Die AfD: Abschaffung fordern, Nutzung planen

Besonders brisant ist die Haltung der AfD selbst. Die Partei hat in der Vergangenheit die Abschaffung des Weisungsrechts gefordert – ein Schritt, der im Widerspruch zu ihren eigenen Plänen steht. Denn die AfD will, sollte sie an die Macht kommen, die Staatsanwaltschaften genau für politische Zwecke einsetzen.

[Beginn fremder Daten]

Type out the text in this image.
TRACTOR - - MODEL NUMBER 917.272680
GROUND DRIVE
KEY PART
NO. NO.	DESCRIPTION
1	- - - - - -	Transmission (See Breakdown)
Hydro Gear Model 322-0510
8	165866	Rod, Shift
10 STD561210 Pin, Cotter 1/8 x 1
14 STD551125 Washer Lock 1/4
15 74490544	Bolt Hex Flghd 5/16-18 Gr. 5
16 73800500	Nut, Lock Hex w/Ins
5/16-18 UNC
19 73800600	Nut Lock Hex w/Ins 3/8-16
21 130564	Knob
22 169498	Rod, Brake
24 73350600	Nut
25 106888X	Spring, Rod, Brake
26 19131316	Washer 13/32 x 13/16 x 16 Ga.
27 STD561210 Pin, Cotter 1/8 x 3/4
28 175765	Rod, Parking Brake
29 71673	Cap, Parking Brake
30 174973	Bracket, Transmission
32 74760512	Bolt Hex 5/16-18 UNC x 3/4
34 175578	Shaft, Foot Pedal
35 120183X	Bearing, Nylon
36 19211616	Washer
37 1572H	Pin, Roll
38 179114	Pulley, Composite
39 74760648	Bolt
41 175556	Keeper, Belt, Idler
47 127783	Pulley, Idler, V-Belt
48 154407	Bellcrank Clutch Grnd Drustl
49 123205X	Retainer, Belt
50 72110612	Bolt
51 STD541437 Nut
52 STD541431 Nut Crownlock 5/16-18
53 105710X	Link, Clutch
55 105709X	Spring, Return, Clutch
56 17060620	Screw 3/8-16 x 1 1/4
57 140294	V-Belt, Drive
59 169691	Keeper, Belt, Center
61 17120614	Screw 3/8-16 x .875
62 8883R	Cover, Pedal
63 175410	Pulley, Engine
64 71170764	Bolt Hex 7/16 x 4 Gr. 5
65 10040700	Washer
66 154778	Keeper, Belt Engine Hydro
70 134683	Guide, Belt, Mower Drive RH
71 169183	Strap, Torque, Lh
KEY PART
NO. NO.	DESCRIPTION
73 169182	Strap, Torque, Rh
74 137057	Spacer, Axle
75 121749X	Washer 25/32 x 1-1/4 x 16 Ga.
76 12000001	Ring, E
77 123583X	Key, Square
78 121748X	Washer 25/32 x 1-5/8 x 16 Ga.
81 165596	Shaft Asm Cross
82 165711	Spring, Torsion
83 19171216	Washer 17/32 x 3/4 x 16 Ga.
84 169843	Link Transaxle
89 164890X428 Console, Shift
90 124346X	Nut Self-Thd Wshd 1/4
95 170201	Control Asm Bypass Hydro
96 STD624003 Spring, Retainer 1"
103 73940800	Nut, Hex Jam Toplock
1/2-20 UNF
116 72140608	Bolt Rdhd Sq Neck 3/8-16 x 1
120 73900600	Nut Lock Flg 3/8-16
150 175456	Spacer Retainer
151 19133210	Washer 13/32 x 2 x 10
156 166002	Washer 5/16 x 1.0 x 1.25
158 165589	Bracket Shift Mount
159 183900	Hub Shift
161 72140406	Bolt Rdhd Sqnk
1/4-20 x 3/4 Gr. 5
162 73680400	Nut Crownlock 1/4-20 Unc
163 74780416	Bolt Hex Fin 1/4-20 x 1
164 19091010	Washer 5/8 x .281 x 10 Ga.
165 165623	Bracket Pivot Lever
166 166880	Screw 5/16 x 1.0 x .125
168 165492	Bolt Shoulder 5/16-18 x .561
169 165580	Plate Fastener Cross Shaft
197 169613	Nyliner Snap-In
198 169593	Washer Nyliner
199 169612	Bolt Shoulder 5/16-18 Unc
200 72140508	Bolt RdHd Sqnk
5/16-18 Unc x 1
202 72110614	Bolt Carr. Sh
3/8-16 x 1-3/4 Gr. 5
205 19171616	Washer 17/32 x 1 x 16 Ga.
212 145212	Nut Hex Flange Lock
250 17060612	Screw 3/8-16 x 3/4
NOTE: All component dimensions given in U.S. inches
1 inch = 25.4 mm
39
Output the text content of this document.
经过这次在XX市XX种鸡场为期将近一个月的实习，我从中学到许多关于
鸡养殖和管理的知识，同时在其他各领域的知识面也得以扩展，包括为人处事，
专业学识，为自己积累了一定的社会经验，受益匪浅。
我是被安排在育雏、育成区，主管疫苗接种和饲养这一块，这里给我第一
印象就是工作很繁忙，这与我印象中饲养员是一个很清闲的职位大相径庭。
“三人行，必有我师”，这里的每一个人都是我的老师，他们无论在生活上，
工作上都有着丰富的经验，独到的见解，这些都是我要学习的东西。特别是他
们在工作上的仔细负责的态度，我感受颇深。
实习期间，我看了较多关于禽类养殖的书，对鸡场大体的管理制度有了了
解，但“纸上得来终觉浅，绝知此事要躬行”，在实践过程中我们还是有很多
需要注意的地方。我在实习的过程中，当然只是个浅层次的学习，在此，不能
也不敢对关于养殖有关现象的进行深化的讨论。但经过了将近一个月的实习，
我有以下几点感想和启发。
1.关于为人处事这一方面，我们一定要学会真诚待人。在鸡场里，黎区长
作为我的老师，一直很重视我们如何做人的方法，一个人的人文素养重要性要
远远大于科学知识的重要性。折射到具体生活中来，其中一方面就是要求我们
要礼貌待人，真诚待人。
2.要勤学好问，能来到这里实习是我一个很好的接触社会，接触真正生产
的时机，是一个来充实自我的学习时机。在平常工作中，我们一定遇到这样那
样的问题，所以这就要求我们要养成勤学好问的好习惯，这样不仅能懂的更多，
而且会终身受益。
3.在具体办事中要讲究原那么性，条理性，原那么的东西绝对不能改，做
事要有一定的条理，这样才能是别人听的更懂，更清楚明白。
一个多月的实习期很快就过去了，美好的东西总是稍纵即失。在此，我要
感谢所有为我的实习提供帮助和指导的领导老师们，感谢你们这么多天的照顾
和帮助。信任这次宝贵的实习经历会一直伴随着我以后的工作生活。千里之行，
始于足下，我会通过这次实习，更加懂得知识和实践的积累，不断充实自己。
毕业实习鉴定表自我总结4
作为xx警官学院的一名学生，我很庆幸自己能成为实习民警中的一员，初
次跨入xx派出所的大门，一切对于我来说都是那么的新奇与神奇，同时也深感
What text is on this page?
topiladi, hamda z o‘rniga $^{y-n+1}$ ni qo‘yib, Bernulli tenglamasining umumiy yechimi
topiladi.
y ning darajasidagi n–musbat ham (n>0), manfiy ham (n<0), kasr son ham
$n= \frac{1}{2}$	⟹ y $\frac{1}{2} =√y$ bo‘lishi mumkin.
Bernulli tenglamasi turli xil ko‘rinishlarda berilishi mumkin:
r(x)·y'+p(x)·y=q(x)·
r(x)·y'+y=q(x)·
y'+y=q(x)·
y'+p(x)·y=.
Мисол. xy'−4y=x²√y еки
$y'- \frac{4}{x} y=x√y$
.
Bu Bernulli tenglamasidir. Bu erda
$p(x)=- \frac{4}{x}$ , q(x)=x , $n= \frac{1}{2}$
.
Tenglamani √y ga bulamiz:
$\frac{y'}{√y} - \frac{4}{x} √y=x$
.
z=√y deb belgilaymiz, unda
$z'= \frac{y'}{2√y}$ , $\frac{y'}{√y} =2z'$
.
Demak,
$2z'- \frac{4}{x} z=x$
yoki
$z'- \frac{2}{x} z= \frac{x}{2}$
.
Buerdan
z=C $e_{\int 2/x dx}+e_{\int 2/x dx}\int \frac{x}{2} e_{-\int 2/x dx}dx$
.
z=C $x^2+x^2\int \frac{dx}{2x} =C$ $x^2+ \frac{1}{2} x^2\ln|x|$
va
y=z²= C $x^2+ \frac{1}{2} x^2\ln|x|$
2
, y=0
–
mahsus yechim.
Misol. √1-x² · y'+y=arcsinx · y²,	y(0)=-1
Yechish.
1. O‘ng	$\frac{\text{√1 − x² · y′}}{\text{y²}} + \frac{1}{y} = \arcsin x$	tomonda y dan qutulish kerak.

Bereits im Wahlkampf für Sachsen-Anhalt kündigte Spitzenkandidat Ulrich Siegmund eine „Remigrations- und Deportations-Offensive“ an und versprach, ab dem ersten Tag gegen Geflüchtete vorzugehen. Die AfD plant, die Strafverfolgung als Instrument der politischen Auseinandersetzung zu nutzen – gegen Migrant:innen, gegen kritische Stimmen aber in erster Linie gegen ihre politischen Feinde. In ihrem Wahlprogramm finden sich zahlreiche Punkte, die darauf abzielen, staatliche Institutionen für die eigene Agenda zu vereinnahmen.

Die AfD und ihr Netzwerk

Dass die AfD die Abschaffung des Weisungsrechts fordert, ist vor diesem Hintergrund kein Ausdruck rechtsstaatlicher Überzeugung, sondern Taktik. Solange die Partei nicht an der Macht ist, will sie die Kontrolle der politischen Führung über die Justiz beenden. Sobald sie selbst regiert, soll die Justiz gefügig gemacht werden.

Die Mahnung der Justizministerin

Bundesjustizministerin Hubig hat in dieser angespannten Lage auch Position bezogen. Sie rief Beamt:innen in Sachsen-Anhalt dazu auf, sich rechtswidrigen Weisungen einer möglichen AfD-geführten Landesregierung zu widersetzen. Dies sei ihre Pflicht.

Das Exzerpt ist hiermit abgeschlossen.